A textification unit for converting the contents of each person's utterance included in the voice data into text;
A second detection unit that determines whether the utterance by each person includes a predetermined keyword based on text data converted into text by the text conversion unit;
The reconstruction unit satisfies the condition that each person who has made a speech including the same keyword is not to be in the same group based on the detection result by the second detection unit, and the above-mentioned reconstruction unit is configured for each predetermined number of people. The information processing apparatus according to claim 2, which reconfigures a group.
The first detection unit detects, from voice data in which an utterance of each person belonging to the group reconstructed by the reconstruction unit is recorded, a speech time for each utterance in the utterance,
The first totaling unit totals, for each person, the speech time for each of the utterances detected by the first detection unit,
The information processing apparatus according to claim 1, further comprising a second aggregation unit that aggregates the utterance time of each person aggregated by the first aggregation unit for each of the reconfigured groups.

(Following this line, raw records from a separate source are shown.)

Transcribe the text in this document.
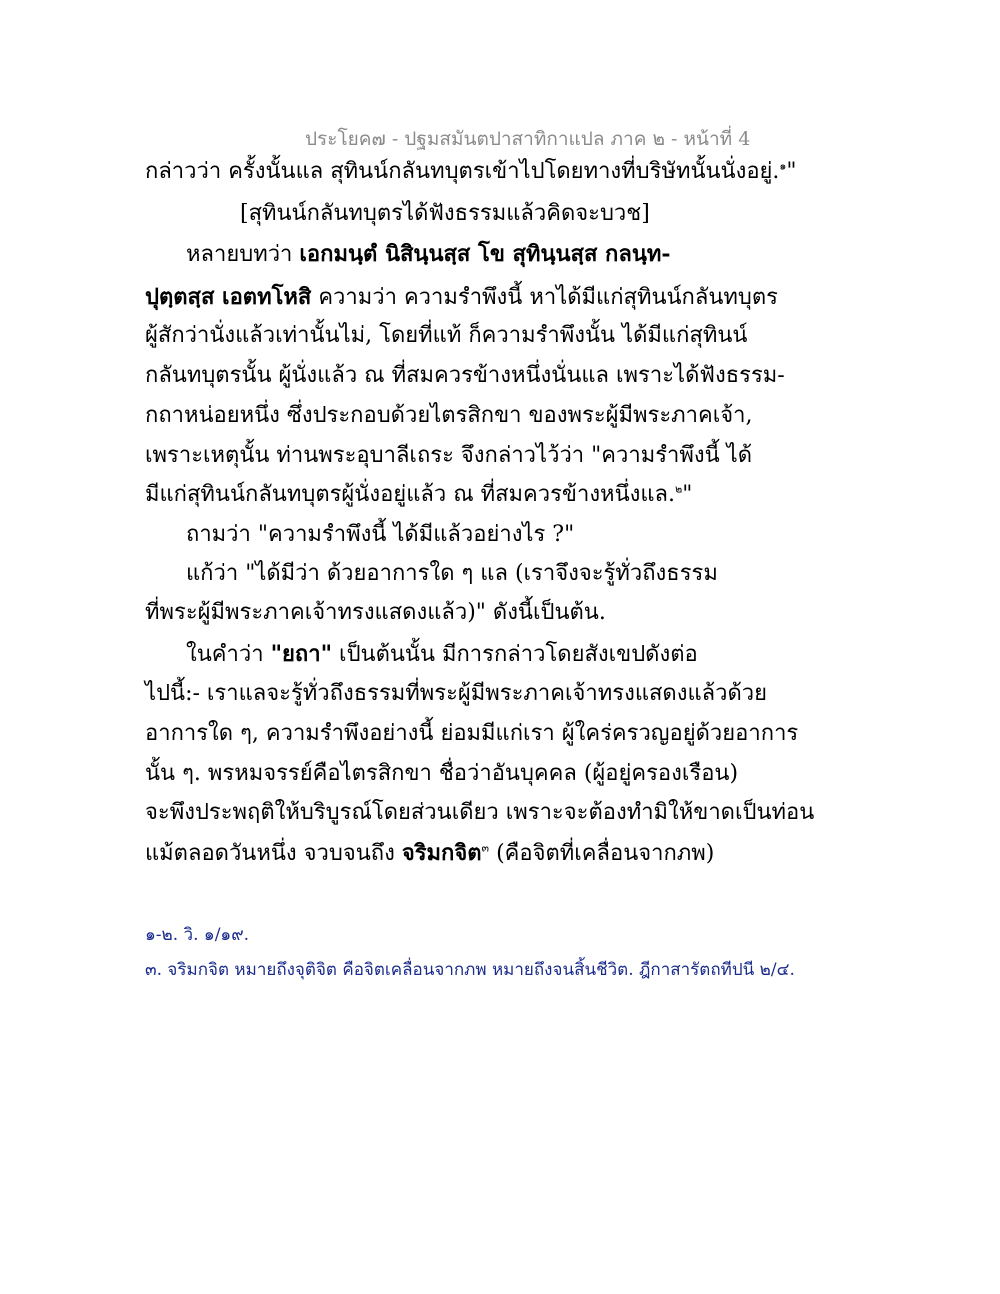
ประโยค๗ - ปฐมสมันตปาสาทิกาแปล ภาค ๒ - หน้าที่ 4
กล่าวว่า ครั้งนั้นแล สุทินน์กลันทบุตรเข้าไปโดยทางที่บริษัทนั้นนั่งอยู่.$^๑$"
[สุทินน์กลันทบุตรได้ฟังธรรมแล้วคิดจะบวช]
หลายบทว่า เอกมนฺตํ นิสินฺนสฺส โข สุทินฺนสฺส กลนฺท-
ปุตฺตสฺส เอตทโหสิ ความว่า ความรำพึงนี้ หาได้มีแก่สุทินน์กลันทบุตร
ผู้สักว่านั่งแล้วเท่านั้นไม่, โดยที่แท้ ก็ความรำพึงนั้น ได้มีแก่สุทินน์
กลันทบุตรนั้น ผู้นั่งแล้ว ณ ที่สมควรข้างหนึ่งนั่นแล เพราะได้ฟังธรรม-
กถาหน่อยหนึ่ง ซึ่งประกอบด้วยไตรสิกขา ของพระผู้มีพระภาคเจ้า,
เพราะเหตุนั้น ท่านพระอุบาลีเถระ จึงกล่าวไว้ว่า "ความรำพึงนี้ ได้
มีแก่สุทินน์กลันทบุตรผู้นั่งอยู่แล้ว ณ ที่สมควรข้างหนึ่งแล.$^๒$"
ถามว่า "ความรำพึงนี้ ได้มีแล้วอย่างไร ?"
แก้ว่า "ได้มีว่า ด้วยอาการใด ๆ แล (เราจึงจะรู้ทั่วถึงธรรม
ที่พระผู้มีพระภาคเจ้าทรงแสดงแล้ว)" ดังนี้เป็นต้น.
ในคำว่า "ยถา" เป็นต้นนั้น มีการกล่าวโดยสังเขปดังต่อ
ไปนี้:- เราแลจะรู้ทั่วถึงธรรมที่พระผู้มีพระภาคเจ้าทรงแสดงแล้วด้วย
อาการใด ๆ, ความรำพึงอย่างนี้ ย่อมมีแก่เรา ผู้ใคร่ครวญอยู่ด้วยอาการ
นั้น ๆ. พรหมจรรย์คือไตรสิกขา ชื่อว่าอันบุคคล (ผู้อยู่ครองเรือน)
จะพึงประพฤติให้บริบูรณ์โดยส่วนเดียว เพราะจะต้องทำมิให้ขาดเป็นท่อน
แม้ตลอดวันหนึ่ง จวบจนถึง จริมกจิต$^๓$ (คือจิตที่เคลื่อนจากภพ)
๑-๒. วิ. ๑/๑๙.
๓. จริมกจิต หมายถึงจุติจิต คือจิตเคลื่อนจากภพ หมายถึงจนสิ้นชีวิต. ฎีกาสารัตถทีปนี ๒/๔.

A speech time detection step of detecting a speech time for each speech in the speech from speech data in which the speech of each person in a plurality of groups of a predetermined number of people is recorded;
Individual-speaking-time totaling step for counting, for each person, the speaking time for each of the utterances detected in the speaking-time detecting step;
And D. a group reconfiguring step of reconfiguring the group based on the speaking time of each of the persons tabulated in the per-person speaking time tabulating step.
A voice input unit to which an electrical signal indicating voice is input;
A storage unit that stores voice data based on the input electrical signal for each person who has issued the voice each time the electrical signal is input to the voice input unit;
By including a processor, the processor executes a group configuration program,
A first detection unit which extracts a portion corresponding to a speech from the voice data and detects a time during which the speech continues as a speech time;
A first counting unit that counts at least one of the utterance times for each person and calculates the utterance time of each person;
An information processing apparatus, comprising: a component that constitutes a group to which each person belongs, and a control unit that functions as a group to which each person belongs based on the speaking time of each person.
Further comprising a display unit,
The control unit further
A second aggregation unit that calculates the utterance time of each group by totaling the utterance times of the respective persons for each of the groups configured by the configuration unit;
A control unit that causes the display unit to display information indicating the group configured by the configuration unit, information indicating the person belonging to the group, and information indicating a speaking time for each group The information processing apparatus according to claim 9.
The storage unit further stores identification information for identifying the person and group information for identifying the group in association with each other.
The control unit further updates the identification information and the group information stored in the storage unit so as to reflect the result of the configuration when the group is configured by the configuration unit. The information processing apparatus according to claim 9, which functions.